LA TRIBUNE POLYNESIENNE
LA TRIBUNE POLYNESIENNE (18 novembre 1994)

Vaea Sylvain exposera à Papeete en décembre
Grande nouvelle pour les amateurs de peinture de Polynésie : Vaea Sylvain, accrochera ses dernières toiles aux cimaises de l'hôtel de ville de Papeete à partir du 19 décembre. Au fait, pourquoi cette artiste polynésienne ne vit-elle pas en Polynésie ?

La Tribune polynésienne :
- Vaea Sylvain, pouvez-vous nous parler de vos dernières toiles et de leurs sources d'inspiration ?
- La peinture est un sujet si vaste ! Ce que je peux vous dire, c'est que lorsque je suis frappée par la beauté d'où qu'elle vienne et où qu'elle soit, je cherche impérativement à la transmettre.
- Pourquoi vivez-vous si loin de la Polynésie ? Vous sentez-vous toujours l'âme polynésienne ?
- Je suis née polynésienne, et ne cesserais de l'être. En ayant l'âme, je n'en ai pas encore épuisé tous les horizons. Car même loin d'elle, j'entends les vagues sur le récif, le doux clapotis de l'eau.
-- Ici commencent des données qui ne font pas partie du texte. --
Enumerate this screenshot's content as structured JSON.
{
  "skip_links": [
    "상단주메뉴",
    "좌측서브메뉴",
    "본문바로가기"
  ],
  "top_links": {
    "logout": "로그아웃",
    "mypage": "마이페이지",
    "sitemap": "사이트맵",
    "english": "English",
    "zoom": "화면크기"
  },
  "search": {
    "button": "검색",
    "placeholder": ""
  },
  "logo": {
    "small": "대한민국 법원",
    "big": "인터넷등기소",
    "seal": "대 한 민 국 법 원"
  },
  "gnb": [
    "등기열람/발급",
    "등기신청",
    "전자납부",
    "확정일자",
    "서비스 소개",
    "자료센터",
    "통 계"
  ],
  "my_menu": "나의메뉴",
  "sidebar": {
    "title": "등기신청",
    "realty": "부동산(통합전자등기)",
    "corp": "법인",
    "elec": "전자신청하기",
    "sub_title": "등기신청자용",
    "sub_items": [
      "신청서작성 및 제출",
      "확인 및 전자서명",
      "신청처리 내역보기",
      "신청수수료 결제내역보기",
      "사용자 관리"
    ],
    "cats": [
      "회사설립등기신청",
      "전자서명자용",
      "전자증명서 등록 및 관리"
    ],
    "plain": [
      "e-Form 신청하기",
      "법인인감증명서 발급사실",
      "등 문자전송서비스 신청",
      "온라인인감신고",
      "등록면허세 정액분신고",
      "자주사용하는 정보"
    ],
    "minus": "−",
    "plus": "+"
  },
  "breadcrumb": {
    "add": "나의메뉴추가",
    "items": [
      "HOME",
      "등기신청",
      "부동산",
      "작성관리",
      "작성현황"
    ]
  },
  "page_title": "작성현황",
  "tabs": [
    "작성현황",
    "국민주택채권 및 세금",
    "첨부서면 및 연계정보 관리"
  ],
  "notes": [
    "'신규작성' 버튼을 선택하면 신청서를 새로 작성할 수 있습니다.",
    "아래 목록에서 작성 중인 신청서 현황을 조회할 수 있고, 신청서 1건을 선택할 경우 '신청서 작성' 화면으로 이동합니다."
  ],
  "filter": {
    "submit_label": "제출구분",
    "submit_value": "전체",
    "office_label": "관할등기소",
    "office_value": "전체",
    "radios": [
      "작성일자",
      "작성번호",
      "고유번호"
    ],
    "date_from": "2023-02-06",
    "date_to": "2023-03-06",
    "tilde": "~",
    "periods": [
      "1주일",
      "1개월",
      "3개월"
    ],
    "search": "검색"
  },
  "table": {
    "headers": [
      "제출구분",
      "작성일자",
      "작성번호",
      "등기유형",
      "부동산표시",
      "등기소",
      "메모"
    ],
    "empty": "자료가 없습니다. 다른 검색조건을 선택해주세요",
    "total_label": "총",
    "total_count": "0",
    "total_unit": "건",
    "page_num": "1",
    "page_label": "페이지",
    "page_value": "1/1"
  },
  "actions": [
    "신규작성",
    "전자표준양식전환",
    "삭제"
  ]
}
Je me promène encore dans les vallées, je sens le parfum des fougères, de fleurs, la douceur de l'air. Je vois en moi la luminosité unique au monde, la grâce infinie des Polynésiens, ma famille, la musique, les danses, les tapas, les tikis, les tifaifai bien sûr… comment oublier tant de beauté ?
Où que j'aille, la Polynésie vit en moi. Mais il est vrai aussi que, comme tous les artistes, je me sens bien à Paris. La liberté de recherche y est particulièrement forte. A ce titre, Paris reste pour moi une nécessité.
- Fréquentez-vous d'autres artistes à Paris… Et cela vous est-il bénéfique ?
- Des artistes, il y en a à foison à Paris. J'ai des amis peintres avec lesquels refaire le monde, mais aussi travailler, est un réel plaisir. Je rencontre aussi beaucoup de peintre polynésiens ou qui s'inspirent de la Polynésie.
- Qu'est-ce qui vous déciderait à venir revivre en Polynésie, sinon toute l'année, du moins un peu plus souvent ?
- L'Office des Postes de Polynésie m'a donné l'occasion de venir exposer à la Mairie de Papeete pour fêter la sortie de trois télécartes et je l'en remercie vivement. Sinon, c'est un emploi du temps chargé qui m'empêche de venir vous voir plus souvent, et ce n'est pas l'envie qui m'en manque.
- Quel avenir y-a-t-il, selon vous pour les jeunes artistes en Polynésie ?
- Les jeunes artistes ont toutes leurs chances, leur avenir est dans ce qu'ils créent aujourd'hui. Je suis frappée de constater que l'engagement dans la peinture est particulièrement fort chez les peintres polynésiens. Ils ne peignent pas pour faire une toile par-ci par-là, il y a chez eux de vrais tempéraments d'artistes. Ce qu'ils peignent a une âme. On ne peut pas encore parler d'école tahitienne, mais je voudrais bien qu'elle existe.
- S'il y avait en Polynésie une communauté artistique plus importante et plus unie, cela serait-il bon pour le développement des arts ?
- Je souhaite que la communauté artistique polynésienne devienne plus importante, je ne la vois pas désunie du tout, bien au contraire. Mais peut-être faudrait-il soutenir davantage les jeunes artistes, et favoriser les rencontres.
- Vous restez très à l'écoute de ce qui se passe en Polynésie. Etes-vous inquiète pour son avenir ?
- Je reste en permanence à l'écoute de ce qui se passe en Polynésie, que ce soit par les journaux, la télévision, les amis de passage… ou radio-cocotier qui émet aussi à Paris. Et comme tout un chacun, je m'inquiète pour son avenir. Cela dit, je regrette de n'avoir que peu d'échos de la Polynésie dans les médias parisiens.
- Etes-vous tentée de vous mêler au débat politique ?
- Tout en étant attentive au débat politique auquel plus personne n'échappe aujourd'hui, c'est au demeurant à la peinture que je consacre ma vie, sinon pratiquement tout mon temps.